A principal função histórica do recurso do controle de constitucionalidade, segundo o Prof. Charles Black, é ser um meio pelo qual o governo possa assegurar aos seus súditos de que seus poderes crescentes são, de fato, “constitucionais”.
O insigne constitucionalista americano ilustra a questão:
A ameaça suprema [para o governo] é a ampla disseminação de um sentimento de ultraje e desafeição entre a população, e a consequente perda de autoridade moral por parte do governo, independentemente de quanto tempo ele consiga mantê-la pela força ou pela inércia ou pela simples falta de uma alternativa atraente e imediatamente disponível. Quase todas as pessoas que vivem sob um governo com poderes limitados serão, cedo ou tarde, sujeitados a alguma ação governamental que, em sua opinião, consideram estar além do poder do governo ou mesmo totalmente proibida ao governo. Um homem pode ser conscrito embora não encontre nada na Constituição autorizando o recrutamento para o serviço militar obrigatório […] A um agricultor é dito o quanto ele pode produzir de trigo; ele acredita, e descobre que alguns advogados respeitáveis partilham [da] crença de que o governo tem o direito tanto de lhe dizer o quanto de trigo ele pode produzir como de lhe dizer com quem é que a sua filha se pode casar. Um homem vai para a cadeia por dizer o que quer e entra em sua cela proferindo […] “o Congresso não passará quaisquer leis que limitem a liberdade de expressão” [1ª emenda]. A um comerciante é dito o quanto pode cobrar, e quanto tem de cobrar, por leite desnatado.[8]
Nessa aliteração, o Prof. Murray N. Rothbard conclui que, “se um decreto judicial de ‘inconstitucionalidade’ é um poderoso limitador ao poder do governo, um veredicto implícito ou explícito de ‘constitucionalidade’ é uma arma poderosa para promover a aceitação pública de um crescente poder governamental”.[9]

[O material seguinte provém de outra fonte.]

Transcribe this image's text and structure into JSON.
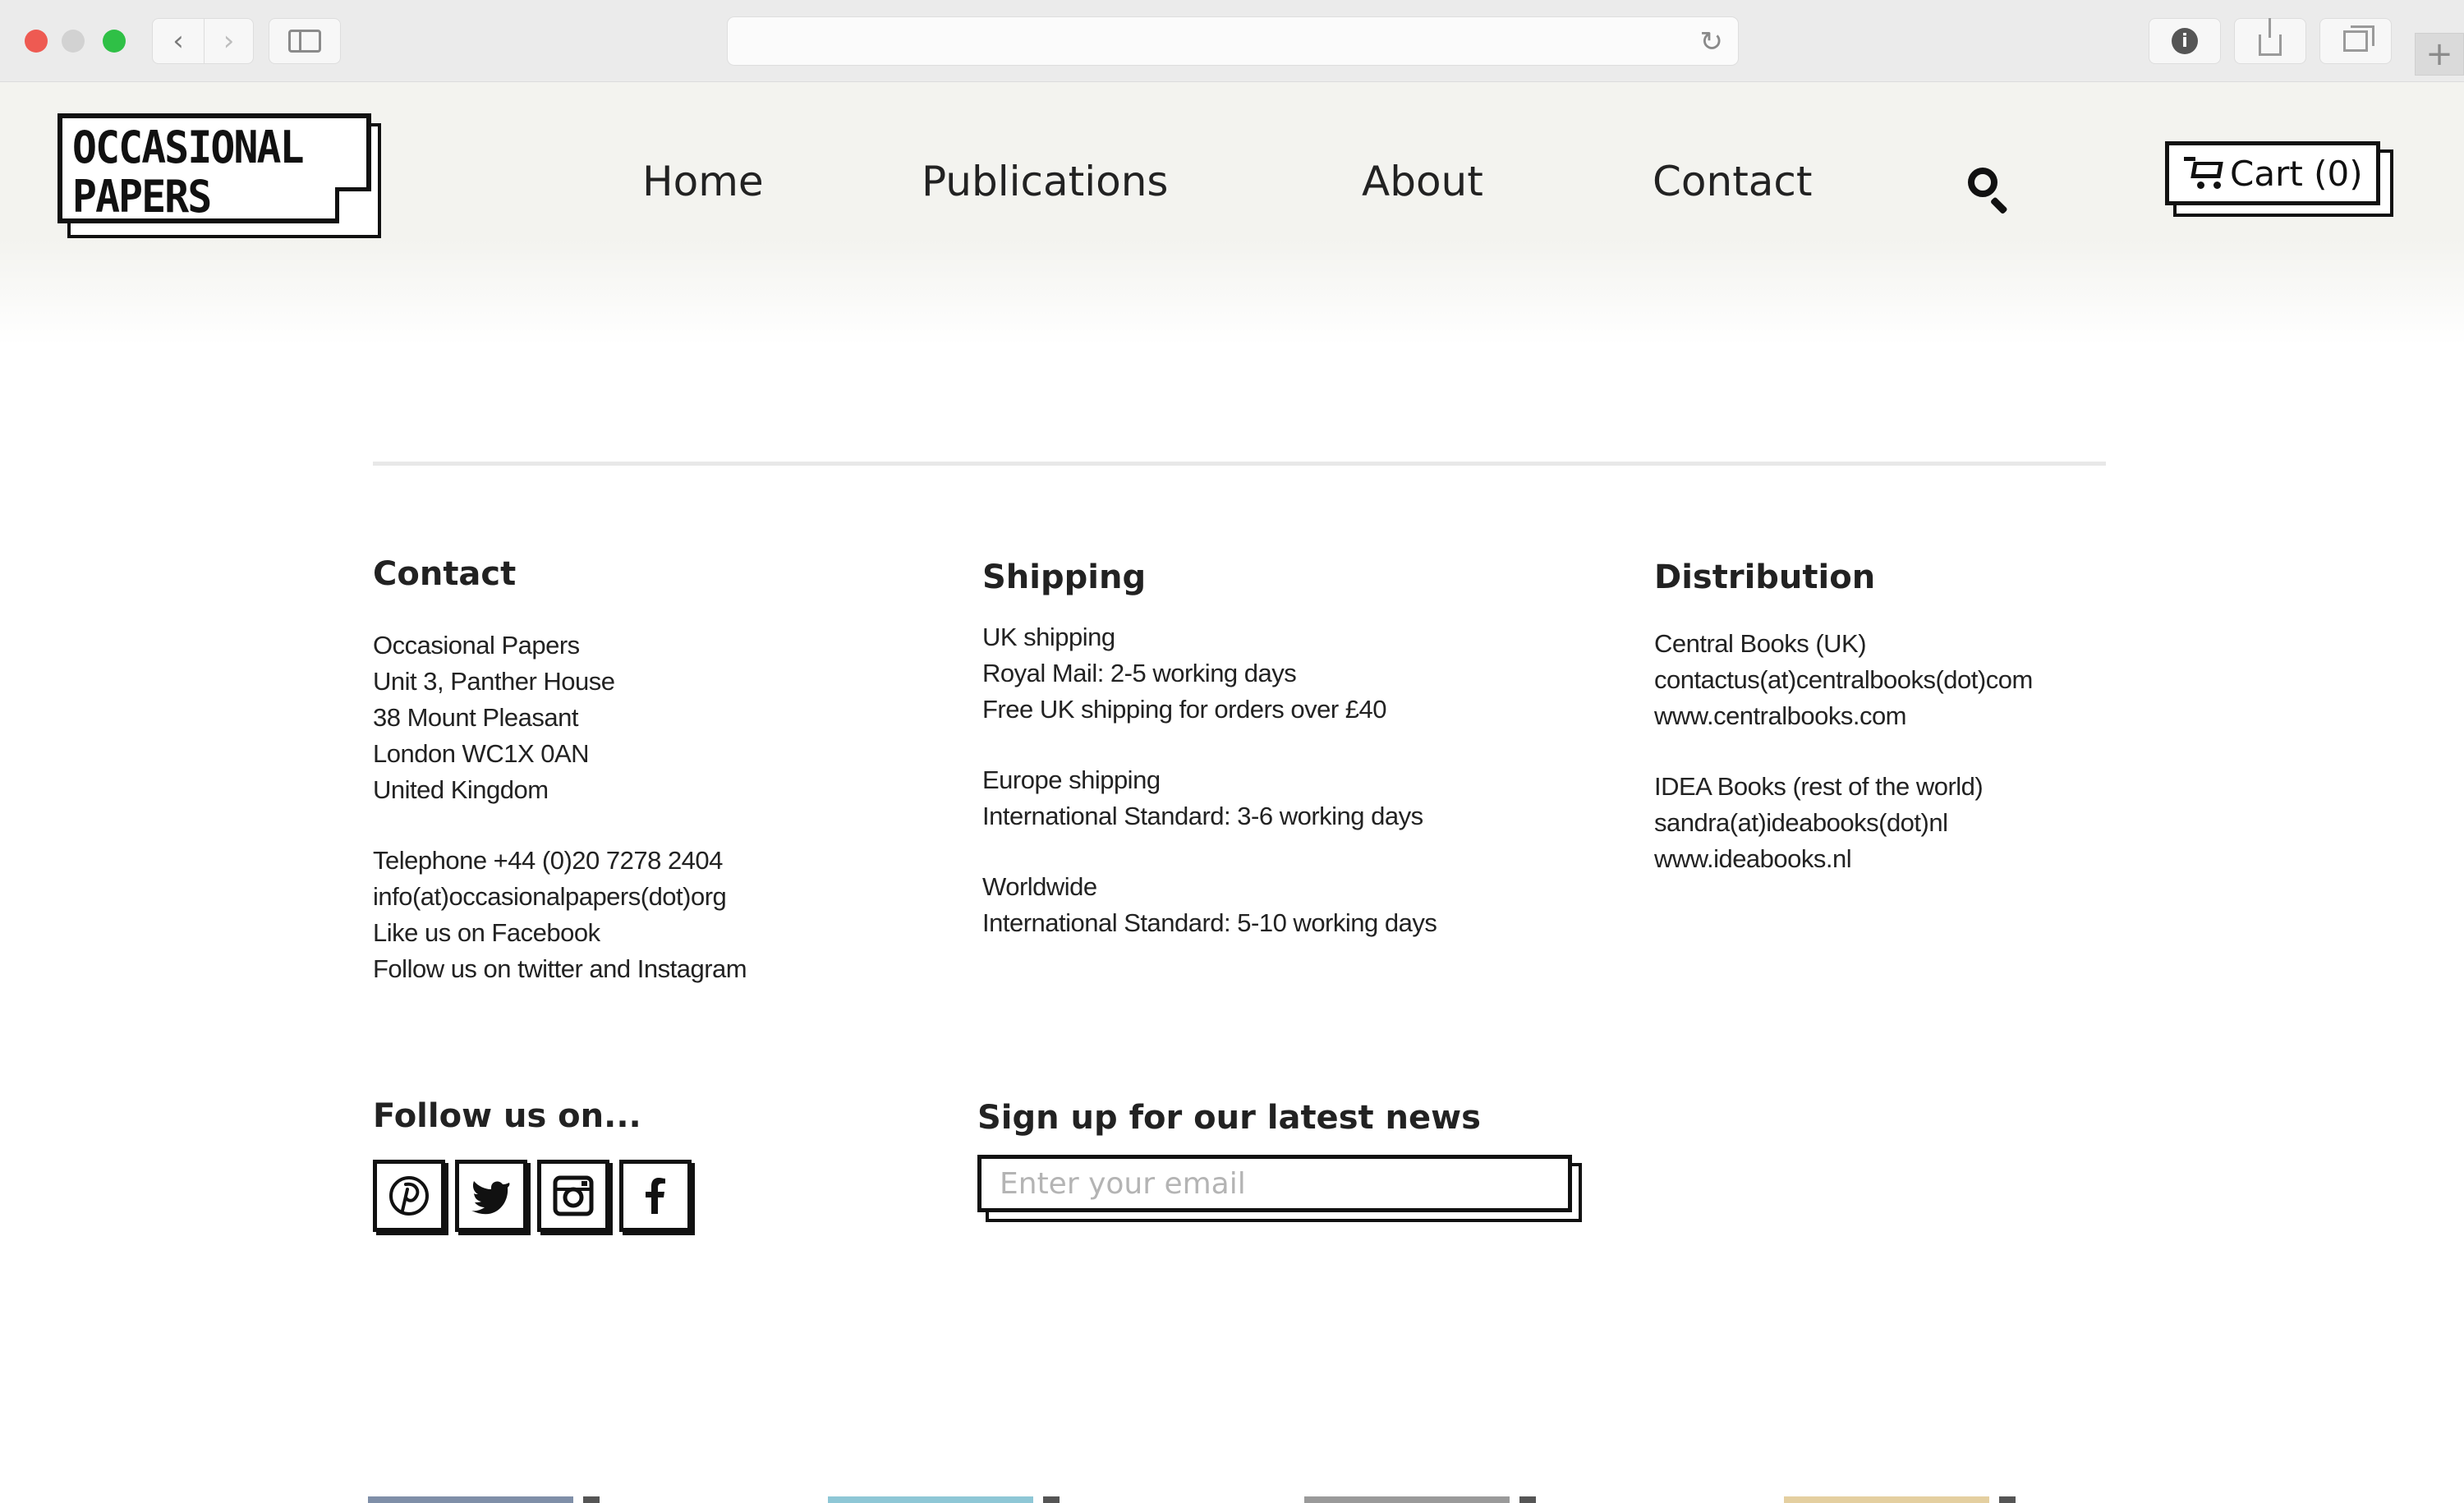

Adicionalmente, os juízes (ou ministros, como são denominados no Brasil) da Suprema Corte são parte integrante do aparato cujos poderes foram designados a limitar. Noutros termos, a agência designada de proferir a decisão final sobre a constitucionalidade de leis e atos do governo fazem parte do próprio governo. Qual motivação eles teriam em restringir o poder e o alcance da agência que lhes fornece ocupação, dinheiro e notoriedade? Ademais, por que eles iriam tomar uma decisão contrária ao homem que os nomeou (presidente) ou aos senadores que aprovaram a indicação do presidente? A Suprema Corte não corrói os princípios básicos de direito processual da equidistância das partes e da imparcialidade do juiz? Estas perguntas retóricas conduzem a uma única conclusão: um Tribunal Supremo é – usando uma expressão vulgar de Peter Brimelow – o viagra do Estado. Admitir a possibilidade de um Tribunal Constitucional restringir o alcance e o poder do governo é sinal de loucura ou de duplipensamento[10].
Portanto, não é de se assustar que em dois séculos o governo mais limitado da história se tornou o governo mais grande e imperialista da história: os EUA têm suas forças armadas em toda parte do globo e se consolidou como o “policial do mundo”; os impostos aumentaram substancialmente; os EUA, por influência das ideias protossocialistas do movimento pelos “direitos civis”, trocaram a liberdade de associação pela integração forçada (também conhecido como direito de não ser discriminado); a moeda-mercadoria (como ouro e prata) foi, por via da globalização do dólar, totalmente trocada por moeda-papel de curso forçado, que dá permissão ao governo para criar dinheiro a partir do nada e praticamente sem custo; a inflação decorrente do papel-moeda corrói as poupanças, e a dívida pública chegou a US$ 2,3 trilhões – e há estimativas de que em 2031 chegue a US$ 12,6 trilhões; o governo passou a investir quantias colossais em obras públicas e a criar cada vez mais – por meio da previdência social – programas de assistencialismo e de distribuição de renda, premiando fracassados e punindo os bem-sucedidos. Tudo isso aconteceu com o “aval constitucional” (explícito ou implícito) da Suprema Corte.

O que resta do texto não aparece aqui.